Nous sommes les uns derrière les autres, c’est un plan de bataille. Les chants des uns couvrent les applaudissements des autres. Nos représentations ondulent dans le flux, nous passerons lentement, pour laisser des traces.
Au fil de nos pas, le quartier change de couleur, de forme, vire au rouge, vire au noir, contamine au reflet. Les mailles de coton tressées forment le tissu des drapeaux que l'on a teintés aux pigments naturels. Le soleil mord bien la couleur.
Une procession est une puissance est un agencement est une forme urbaine que les géomètres ne mesurent pas encore.
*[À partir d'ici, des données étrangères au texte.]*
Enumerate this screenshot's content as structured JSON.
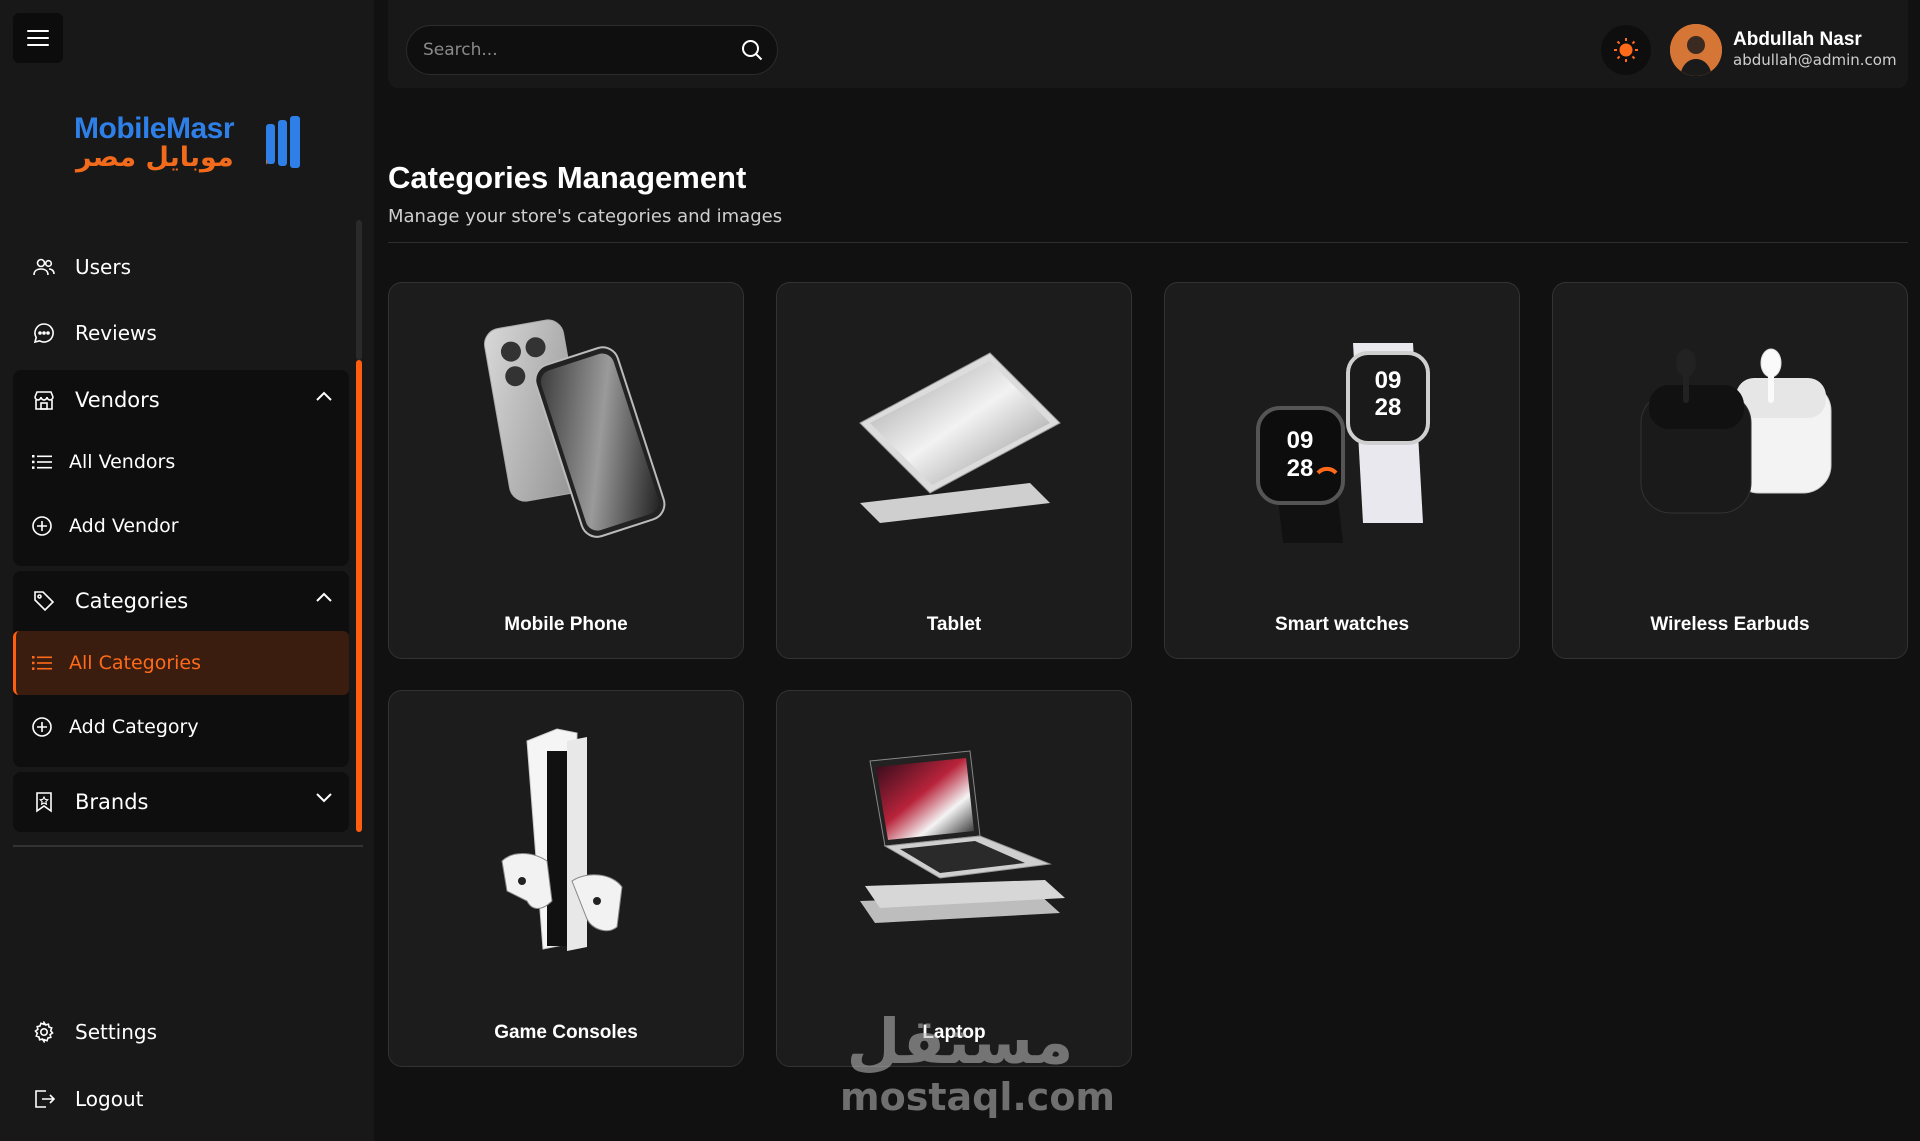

La jauge du nombre est assurée par le volontaire plutôt que par l’officiel, les techniques de mesure diffèrent, à 20% de tolérance : le quartier a pourtant bien changé.
Marcher ensemble, sans s’interrompre, comme on déroule une pensée. Un raisonnement doublé d’un chant coulent dans la cité. Marchons.
La ville refuse et c’est l’insurrection. Elle nous acceptera donc, prendra notre forme, nichera dans nos méandres. On dira ville du premier mai, ville du chemin de croix, place du mât, quartier des assemblées, quartier de l'un dans l'autre.
La procession cultive au sol un limon, la procession délivre un air, éparpille sa chimie et disperse ses limites, toujours fluctuantes. Aux quartiers traversés le bénéfice des formules, des outils abandonnés, de l'accalmie.
Les riverains pensent : tiens, des gens qui passent et qui marquent le pas.
(texte extrait du fanzine F=F, Anne Chaniolleau & Olivier Peyricot)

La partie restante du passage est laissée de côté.